Elle s’appelait Étiennette , pauvre, sans famille, n’ayant que son corps de femme pour séduire et sa force de travail pour se faire apprécier.
Sûrement née d’une fille de rien, enfant de l’hospice sans père ni mère. Une fille perdue, un ventre à maître, un cul à valet, sans le sou, sans appuis familiaux, bref une moins que rien qu’on ramasse au ruisseau.
L’avantage pour le François qui n’était plus un perdreau de six semaines c’est qu’elle avait dix neuf ans de moins que lui. La stupeur est sans doute passée sur le village mais notre fier à bras n’en avait cure. Il lui offrit un semblant de stabilité sociale, elle lui offrit sa fleur. L’échange fut-il bon? C’est sans doute un mystère noyé dans le méandre des âmes et des sentiment cachés.

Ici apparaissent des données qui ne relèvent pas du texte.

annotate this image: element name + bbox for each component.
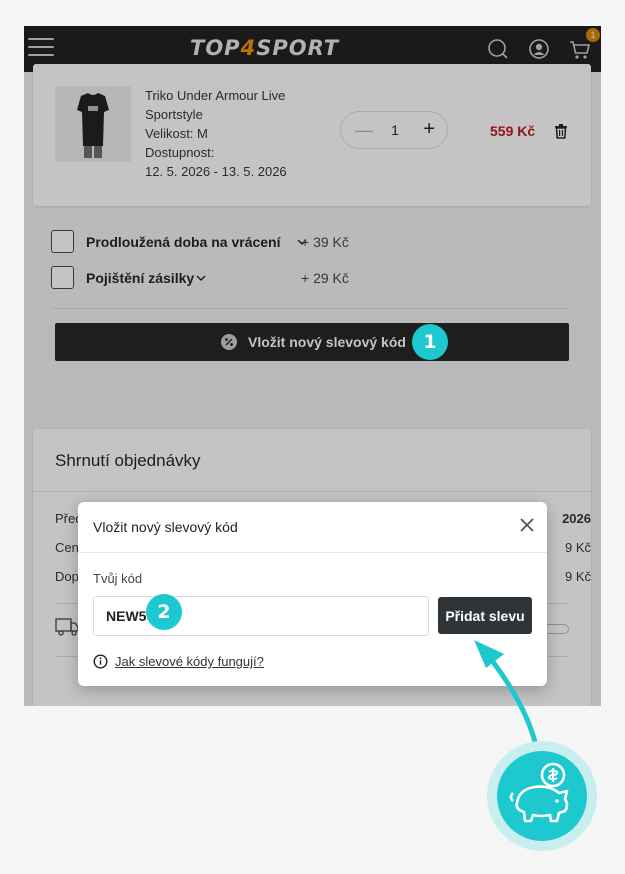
- discount-code-input[interactable]: [93, 596, 429, 636]
- step-badge-2: 2: [146, 594, 182, 630]
- code-field-label: Tvůj kód: [93, 571, 143, 586]
- dialog-title: Vložit nový slevový kód: [93, 519, 238, 535]
- savings-badge: [497, 751, 587, 841]
- dialog-header-divider: [78, 552, 547, 553]
- close-icon[interactable]: [518, 516, 536, 534]
- piggy-bank-icon: [509, 762, 569, 823]
- step-badge-1: 1: [412, 324, 448, 360]
- info-icon: [93, 654, 108, 669]
- how-discount-codes-work-link[interactable]: Jak slevové kódy fungují?: [115, 654, 264, 669]
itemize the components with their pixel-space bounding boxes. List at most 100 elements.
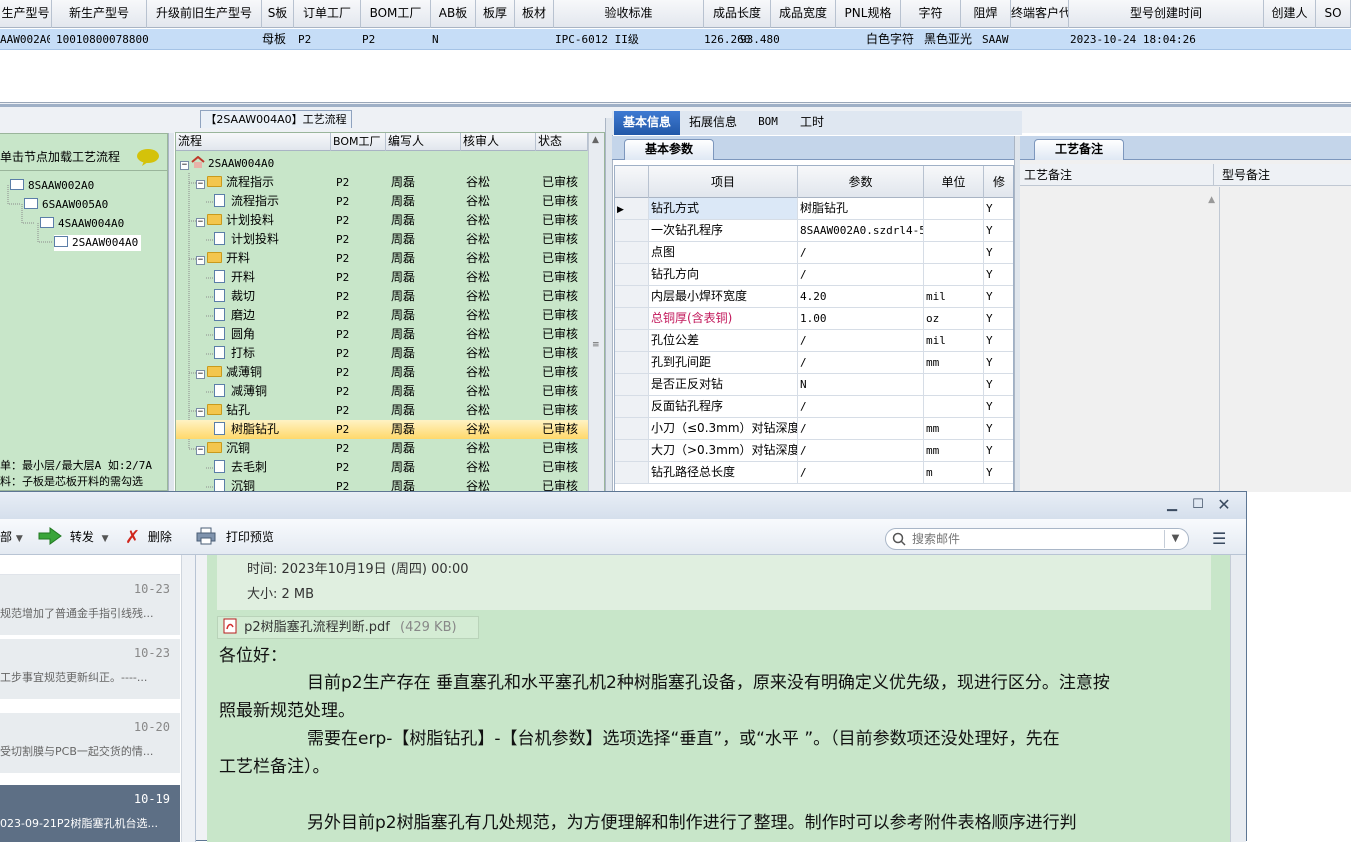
process-root[interactable]: − 2SAAW004A0 [176, 154, 588, 173]
col-item[interactable]: 项目 [649, 166, 798, 198]
collapse-icon[interactable]: − [196, 256, 205, 265]
tab-process-notes[interactable]: 工艺备注 [1034, 139, 1124, 160]
process-row[interactable]: − 沉铜 P2 周磊 谷松 已审核 [176, 439, 588, 458]
param-cell[interactable]: 8SAAW002A0.szdrl4-5 [798, 220, 924, 241]
col-reviewer[interactable]: 核审人 [461, 133, 536, 151]
subtab-basic-params[interactable]: 基本参数 [624, 139, 714, 160]
search-options-icon[interactable]: ▼ [1164, 530, 1186, 548]
param-row[interactable]: 是否正反对钻 N Y [615, 374, 1013, 396]
row-indicator[interactable] [615, 374, 649, 395]
param-cell[interactable]: / [798, 242, 924, 263]
delete-button[interactable]: ✗ 删除 [125, 527, 172, 548]
param-row[interactable]: 内层最小焊环宽度 4.20 mil Y [615, 286, 1013, 308]
col-order-factory[interactable]: 订单工厂 [294, 0, 361, 28]
col-prod-model[interactable]: 生产型号 [0, 0, 52, 28]
col-status[interactable]: 状态 [536, 133, 588, 151]
process-row[interactable]: 流程指示 P2 周磊 谷松 已审核 [176, 192, 588, 211]
model-grid-row[interactable]: AAW002A0 10010800078800 母板 P2 P2 N IPC-6… [0, 29, 1351, 50]
mail-list-scrollbar[interactable] [181, 555, 195, 842]
collapse-icon[interactable]: − [196, 180, 205, 189]
menu-icon[interactable]: ☰ [1212, 530, 1230, 548]
col-thickness[interactable]: 板厚 [476, 0, 515, 28]
col-unit[interactable]: 单位 [924, 166, 984, 198]
tree-node-8[interactable]: 8SAAW002A0 [10, 178, 94, 194]
left-splitter[interactable] [168, 133, 174, 492]
process-row[interactable]: − 钻孔 P2 周磊 谷松 已审核 [176, 401, 588, 420]
col-old-model[interactable]: 升级前旧生产型号 [147, 0, 262, 28]
param-row[interactable]: 大刀（>0.3mm）对钻深度 / mm Y [615, 440, 1013, 462]
tab-work-hours[interactable]: 工时 [792, 111, 832, 135]
col-standard[interactable]: 验收标准 [554, 0, 704, 28]
param-row[interactable]: 孔到孔间距 / mm Y [615, 352, 1013, 374]
process-row[interactable]: 开料 P2 周磊 谷松 已审核 [176, 268, 588, 287]
row-indicator[interactable]: ▶ [615, 198, 649, 219]
scroll-up-icon[interactable]: ▲ [592, 135, 599, 145]
mail-list-item[interactable]: 10-23 规范增加了普通金手指引线残... [0, 575, 180, 635]
mail-list-item-selected[interactable]: 10-19 023-09-21P2树脂塞孔机台选... [0, 785, 180, 842]
collapse-icon[interactable]: − [196, 370, 205, 379]
mail-list-item[interactable]: 10-23 工步事宜规范更新纠正。----... [0, 639, 180, 699]
process-row[interactable]: 圆角 P2 周磊 谷松 已审核 [176, 325, 588, 344]
process-row[interactable]: 沉铜 P2 周磊 谷松 已审核 [176, 477, 588, 491]
comment-icon[interactable] [136, 148, 160, 166]
mail-search-input[interactable] [910, 530, 1160, 548]
col-s-board[interactable]: S板 [262, 0, 294, 28]
param-cell[interactable]: 树脂钻孔 [798, 198, 924, 219]
col-ab-board[interactable]: AB板 [431, 0, 476, 28]
process-row-selected[interactable]: 树脂钻孔 P2 周磊 谷松 已审核 [176, 420, 588, 439]
param-cell[interactable]: / [798, 264, 924, 285]
param-cell[interactable]: / [798, 396, 924, 417]
param-row[interactable]: 孔位公差 / mil Y [615, 330, 1013, 352]
row-indicator[interactable] [615, 308, 649, 329]
all-button[interactable]: 部 ▼ [0, 527, 23, 547]
param-row-selected[interactable]: ▶ 钻孔方式 树脂钻孔 Y [615, 198, 1013, 220]
col-param[interactable]: 参数 [798, 166, 924, 198]
row-indicator[interactable] [615, 352, 649, 373]
col-pnl[interactable]: PNL规格 [836, 0, 901, 28]
attachment-chip[interactable]: p2树脂塞孔流程判断.pdf (429 KB) [217, 616, 479, 639]
forward-button[interactable]: 转发 ▼ [38, 527, 109, 547]
tab-extended-info[interactable]: 拓展信息 [682, 111, 744, 135]
col-material[interactable]: 板材 [515, 0, 554, 28]
param-row[interactable]: 一次钻孔程序 8SAAW002A0.szdrl4-5 Y [615, 220, 1013, 242]
col-bom-factory[interactable]: BOM工厂 [361, 0, 431, 28]
param-row[interactable]: 钻孔路径总长度 / m Y [615, 462, 1013, 484]
col-char[interactable]: 字符 [901, 0, 961, 28]
row-indicator[interactable] [615, 264, 649, 285]
row-indicator[interactable] [615, 462, 649, 483]
close-icon[interactable]: ✕ [1214, 496, 1234, 514]
middle-splitter[interactable] [605, 118, 613, 492]
col-length[interactable]: 成品长度 [704, 0, 771, 28]
col-flow[interactable]: 流程 [176, 133, 331, 151]
process-row[interactable]: − 计划投料 P2 周磊 谷松 已审核 [176, 211, 588, 230]
param-cell[interactable]: / [798, 330, 924, 351]
param-cell[interactable]: / [798, 462, 924, 483]
row-indicator[interactable] [615, 242, 649, 263]
col-customer[interactable]: 终端客户代码 [1011, 0, 1069, 28]
scroll-grip-icon[interactable]: ≡ [592, 341, 600, 350]
col-created[interactable]: 型号创建时间 [1069, 0, 1264, 28]
param-cell[interactable]: N [798, 374, 924, 395]
param-cell[interactable]: / [798, 418, 924, 439]
process-scrollbar[interactable]: ▲ ≡ [588, 133, 604, 491]
row-indicator[interactable] [615, 330, 649, 351]
splitter-handle[interactable] [0, 104, 1351, 107]
maximize-icon[interactable]: ☐ [1188, 496, 1208, 514]
tree-node-2-selected[interactable]: 2SAAW004A0 [54, 235, 142, 251]
col-model-notes[interactable]: 型号备注 [1222, 164, 1342, 186]
process-row[interactable]: 磨边 P2 周磊 谷松 已审核 [176, 306, 588, 325]
process-row[interactable]: 裁切 P2 周磊 谷松 已审核 [176, 287, 588, 306]
collapse-icon[interactable]: − [196, 446, 205, 455]
process-row[interactable]: − 开料 P2 周磊 谷松 已审核 [176, 249, 588, 268]
collapse-icon[interactable]: − [196, 408, 205, 417]
param-row[interactable]: 点图 / Y [615, 242, 1013, 264]
mail-titlebar[interactable]: ▁ ☐ ✕ [0, 492, 1246, 519]
process-row[interactable]: 计划投料 P2 周磊 谷松 已审核 [176, 230, 588, 249]
param-row[interactable]: 总铜厚(含表铜) 1.00 oz Y [615, 308, 1013, 330]
mail-list-item[interactable]: 10-20 受切割膜与PCB一起交货的情... [0, 713, 180, 773]
row-indicator[interactable] [615, 418, 649, 439]
col-solder[interactable]: 阻焊 [961, 0, 1011, 28]
minimize-icon[interactable]: ▁ [1162, 496, 1182, 514]
scroll-up-icon[interactable]: ▲ [1208, 195, 1215, 205]
row-indicator[interactable] [615, 220, 649, 241]
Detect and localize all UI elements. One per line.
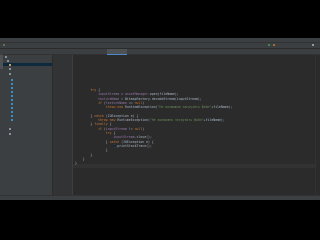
tree-item[interactable] — [11, 98, 50, 101]
class-icon — [11, 78, 13, 81]
ide-window: try {inputStream = assetManager.open(fil… — [0, 38, 320, 200]
class-icon — [11, 82, 13, 85]
tree-item[interactable] — [9, 72, 50, 75]
class-icon — [11, 90, 13, 93]
tree-item[interactable] — [9, 67, 50, 70]
code-token: throw new — [105, 105, 124, 110]
code-token: RuntimeException( — [115, 118, 150, 123]
folder-icon — [7, 59, 9, 62]
code-token: +fileName); — [203, 118, 225, 123]
code-editor[interactable]: try {inputStream = assetManager.open(fil… — [73, 55, 315, 195]
folder-icon — [5, 55, 7, 58]
class-icon — [11, 86, 13, 89]
class-icon — [11, 94, 13, 97]
code-token: != — [126, 126, 135, 131]
tree-item[interactable] — [11, 82, 50, 85]
class-icon — [11, 98, 13, 101]
code-token: RuntimeException( — [123, 105, 158, 110]
editor-tab[interactable] — [53, 49, 71, 54]
class-icon — [11, 114, 13, 117]
tree-item[interactable] — [11, 90, 50, 93]
caret-line-highlight — [73, 164, 315, 168]
tree-item-selected[interactable] — [3, 63, 52, 66]
folder-icon — [9, 72, 11, 75]
tree-item[interactable] — [11, 102, 50, 105]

Elle n’était plus si jeune, son âge de vingt sept ans la rendait apte au mariage. Il était même grand temps car le beau fruit pouvait devenir mûr puis blet.
Après le mariage le couple s’installa au Girouard.
François se débarrassa de toute sa primo géniture, le sang de Rose ne devait pas côtoyer le sang d’Étiennette.